El gobierno había satisfecho un porcentaje de vacunación que nadie dudaba que pudiera cubrirse, tan pronto como hubiera las dosis y estuviera en marcha la logística. El auténtico desafío era hacerlo a tiempo; el genuino objetivo era la fecha, no el número de aplicaciones. 

Sobre el fondo del incumplimiento, el logro refulgía todavía más: el incumplimiento hacía ver, retrospectivamente, gigantescos los escollos, y sublime el triunfo. Los medios y la opinión pública mayoritaria no lo dudaban. Las vacunas habían estado a tiempo, la logística había funcionado. Si la vacunación había ido más lenta, era responsabilidad de las fake news, de la irresponsabilidad de algunas autoridades estaduales, de gobiernos locales, de líderes negacionistas: el peso de la culpa caía sobre la oposición republicana. Y el ponerse un plazo perentorio, aun a riesgo de llegar muy tarde, no era un error de cálculo, ni muestra de predilección por la retórica y de tedio ante la planificación, sino demostración de la  veracidad del presidente demócrata que juró que la primera prioridad de su mandato era coordinar los esfuerzos federales en la guerra contra los estragos nacionales de la pandemia global.

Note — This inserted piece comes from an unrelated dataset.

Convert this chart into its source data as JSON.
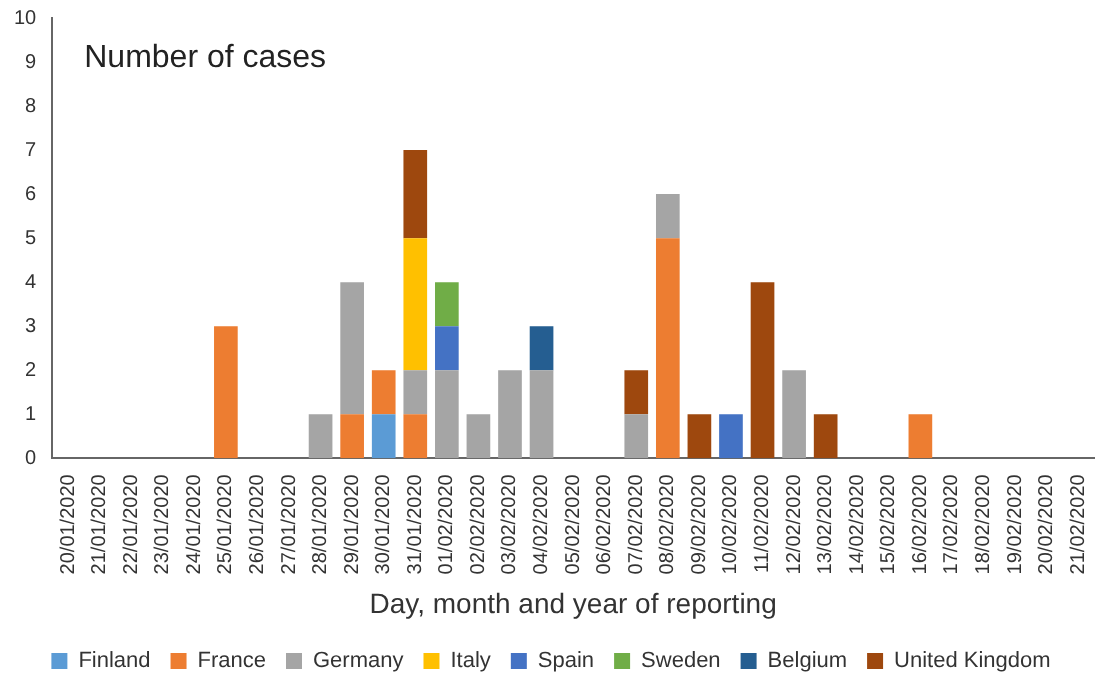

El ponerse objetivos tan elevados como irrealizables, para así después hacerse o mostrarse más fuertes y cosechar triunfos y halagos gracias a esa fortaleza exprimida de la desdicha, es una conducta que los gobiernos deben aplicar solo en prudentes dosis -homeopáticas.

En todo caso, Biden reincidió abiertamente en el método de la apuesta exagerada, secretamente apostando a que también del buen éxito va a haber reincidencia. El jueves 5, un decreto presidencial puso en números y fechas un objetivo gloriosamente codicioso. Para el fin de la década, la mitad de los autos en EEUU van a ser eléctricos. Es cierto que en el uso del petróleo como combustible del transporte está la más ineludible y abundante fuente de gases invernadero. Es quizás menos cierto que la urgencia y la exigencia deriven de la inflexible conciencia verde del demócrata en la Casa Blanca. La misma radio pública norteamericana (NPR) no tiene problemas en explicarlo así: ''Esto, como todo, tiene muy poco que ver con el clima pero mucho que ver con China''. Ya en mayo lo había prenunciado Biden: ''Vamos a ver si en la investigación de la energía somos los que guiamos al mundo o los que estamos a la zaga de los chinos''.

Para un demócrata, nada mejor que otro demócrata

De democracia demócrata a democracia demócrata -de Andrés Manuel López Obrador (AMLO) a Joe Biden-, el jueves 5 se supo que el Gobierno de México les había iniciado juicio en los tribunales federales de EEUU a los fabricantes de armamentos locales. Casi el 100% de los crímenes mexicanos son muertes con armas de fuego contrabandeadas que cruzaron ilegalmente la frontera desde el Norte: los carteles que proveen de droga (y de migrantes) a EEUU ocupan un lugar de lujo en las prósperas carteras de clientes de las empresas armamentistas.

El gobierno de AMLO alega que la relación es mucho más práctica y directa y fácil entre vendedores y compradores de lo que hasta ahora se creía. Es cierto también que, dicen los medios en EEUU, en todo México solo hay un único negocio de venta legal de armas de fuego.